Transfer of Marketing Authorisations for Medicinal Products

Under Turkish law, only entities registered in Türkiye are eligible to obtain a marketing authorization (“MA”) for medicinal products for human use. This requirement compels global pharmaceutical companies intending to engage in business in Türkiye to establish local presence either through forming a subsidiary or teaming up with a local partner such as a distributor. In case of a partnership (e.g., established through a distributorship relationship), transfer of MA will be one of the main topics to be discussed if and when such partnership comes to an end. This article provides an overview of the regulatory framework governing the transfer of MAs in Türkiye, with a particular focus on transfers where there may potentially be a disagreement between the transferor and the transferee.

According to the Regulation on the Licensing of Medicinal Products for Human Use (“Regulation”) and the Guidelines on Conditions Requiring Re-authorisation for Licensed Medicinal Products for Human Use, in order to transfer an MA, certain documents must be submitted to the Turkish Medicine and Medical Device Agency (“TMMDA”), and the relevant procedures must be completed. Transfer process has two main aspects: (i) submission of the transfer application to the TMMDA and (ii) cooperation of the transferor.

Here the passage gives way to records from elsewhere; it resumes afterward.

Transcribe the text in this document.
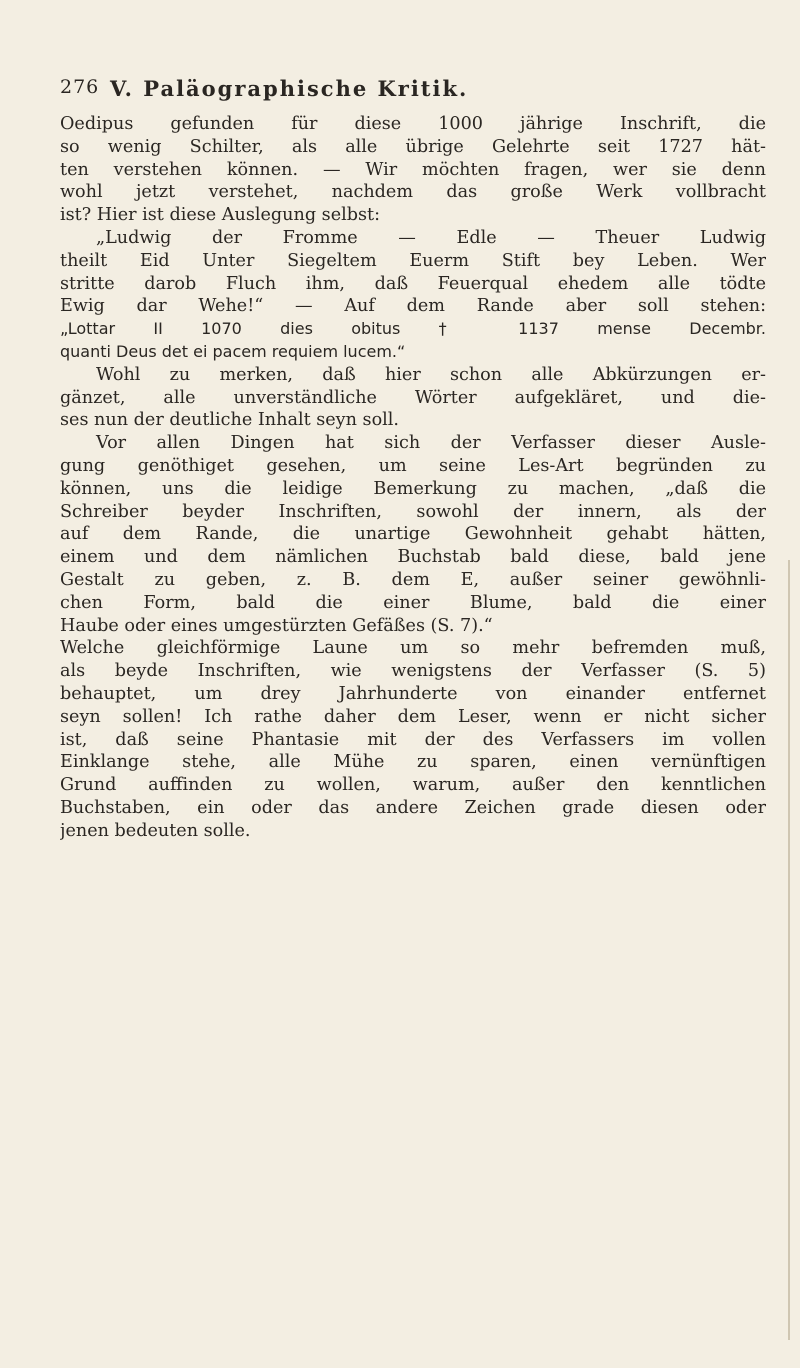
276 V. Paläographische Kritik.
Oedipus gefunden für diese 1000 jährige Inschrift, die
so wenig Schilter, als alle übrige Gelehrte seit 1727 hät-
ten verstehen können. — Wir möchten fragen, wer sie denn
wohl jetzt verstehet, nachdem das große Werk vollbracht
ist? Hier ist diese Auslegung selbst:
„Ludwig der Fromme — Edle — Theuer Ludwig
theilt Eid Unter Siegeltem Euerm Stift bey Leben. Wer
stritte darob Fluch ihm, daß Feuerqual ehedem alle tödte
Ewig dar Wehe!“ — Auf dem Rande aber soll stehen:
„Lottar II 1070 dies obitus † 1137 mense Decembr.
quanti Deus det ei pacem requiem lucem.“
Wohl zu merken, daß hier schon alle Abkürzungen er-
gänzet, alle unverständliche Wörter aufgekläret, und die-
ses nun der deutliche Inhalt seyn soll.
Vor allen Dingen hat sich der Verfasser dieser Ausle-
gung genöthiget gesehen, um seine Les-Art begründen zu
können, uns die leidige Bemerkung zu machen, „daß die
Schreiber beyder Inschriften, sowohl der innern, als der
auf dem Rande, die unartige Gewohnheit gehabt hätten,
einem und dem nämlichen Buchstab bald diese, bald jene
Gestalt zu geben, z. B. dem E, außer seiner gewöhnli-
chen Form, bald die einer Blume, bald die einer
Haube oder eines umgestürzten Gefäßes (S. 7).“
Welche gleichförmige Laune um so mehr befremden muß,
als beyde Inschriften, wie wenigstens der Verfasser (S. 5)
behauptet, um drey Jahrhunderte von einander entfernet
seyn sollen! Ich rathe daher dem Leser, wenn er nicht sicher
ist, daß seine Phantasie mit der des Verfassers im vollen
Einklange stehe, alle Mühe zu sparen, einen vernünftigen
Grund auffinden zu wollen, warum, außer den kenntlichen
Buchstaben, ein oder das andere Zeichen grade diesen oder
jenen bedeuten solle.
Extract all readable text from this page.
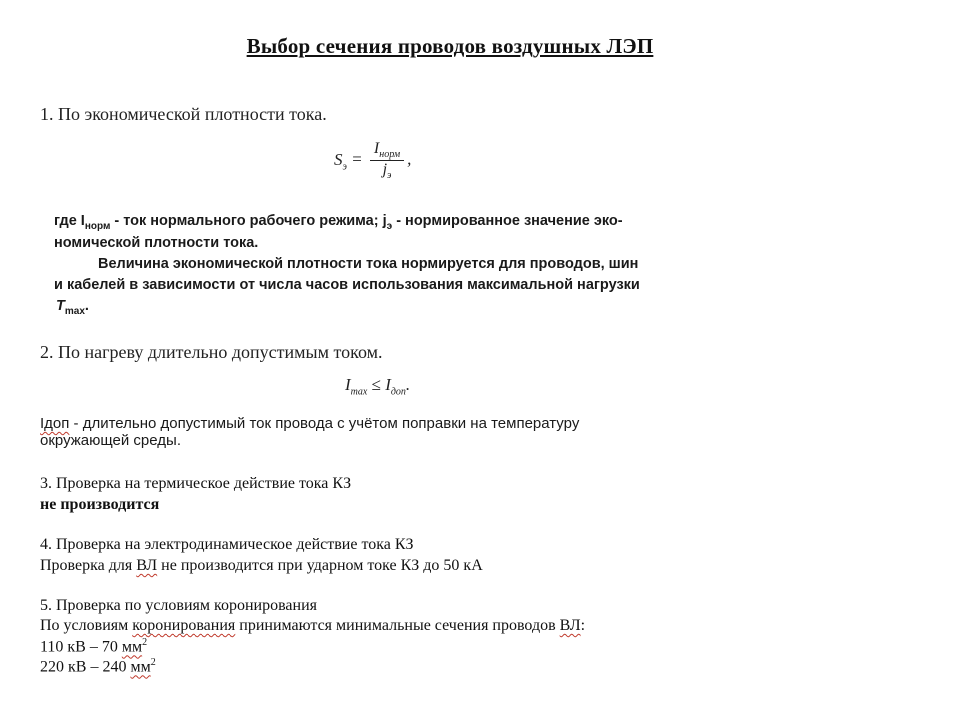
Выбор сечения проводов воздушных ЛЭП
1. По экономической плотности тока.
$S_э = \frac{I_{норм}}{j_э}$ ,
где $I_{норм}$ - ток нормального рабочего режима; $j_э$ - нормированное значение эко-
номической плотности тока.
Величина экономической плотности тока нормируется для проводов, шин
и кабелей в зависимости от числа часов использования максимальной нагрузки
$T_{max}$.
2. По нагреву длительно допустимым током.
$I_{max} \le I_{доп}$.
Iдоп - длительно допустимый ток провода с учётом поправки на температуру
окружающей среды.
3. Проверка на термическое действие тока КЗ
не производится
4. Проверка на электродинамическое действие тока КЗ
Проверка для ВЛ не производится при ударном токе КЗ до 50 кА
5. Проверка по условиям коронирования
По условиям коронирования принимаются минимальные сечения проводов ВЛ:
110 кВ – 70 $мм^2$
220 кВ – 240 $мм^2$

In the application for the transfer, the transferee must submit to the TMMDA: (i) a court decision stating that the transfer of MA has been fulfilled, (ii) an execution office decision stating that the license has been sold through forced execution proceedings, or (iii) a transfer agreement executed between the transferee and the transferor before a notary public.

Upon submission of the required documentation and payment of the application fees, the review process will commence where the TMMDA shall look into the application to confirm that all regulatory requirements are met, with a particular focus on whether the transferee is well equipped to manage the respective medicinal product in a responsible manner. The TMMDA shall make an assessment on the application within thirty days of the application date, and can request further information or documents, which would re-start the review period. Once the review process is completed, approval will be granted and the MA registry will be updated to reflect the change in the ownership, and the new holder will assume all rights and responsibilities associated with the authorisation.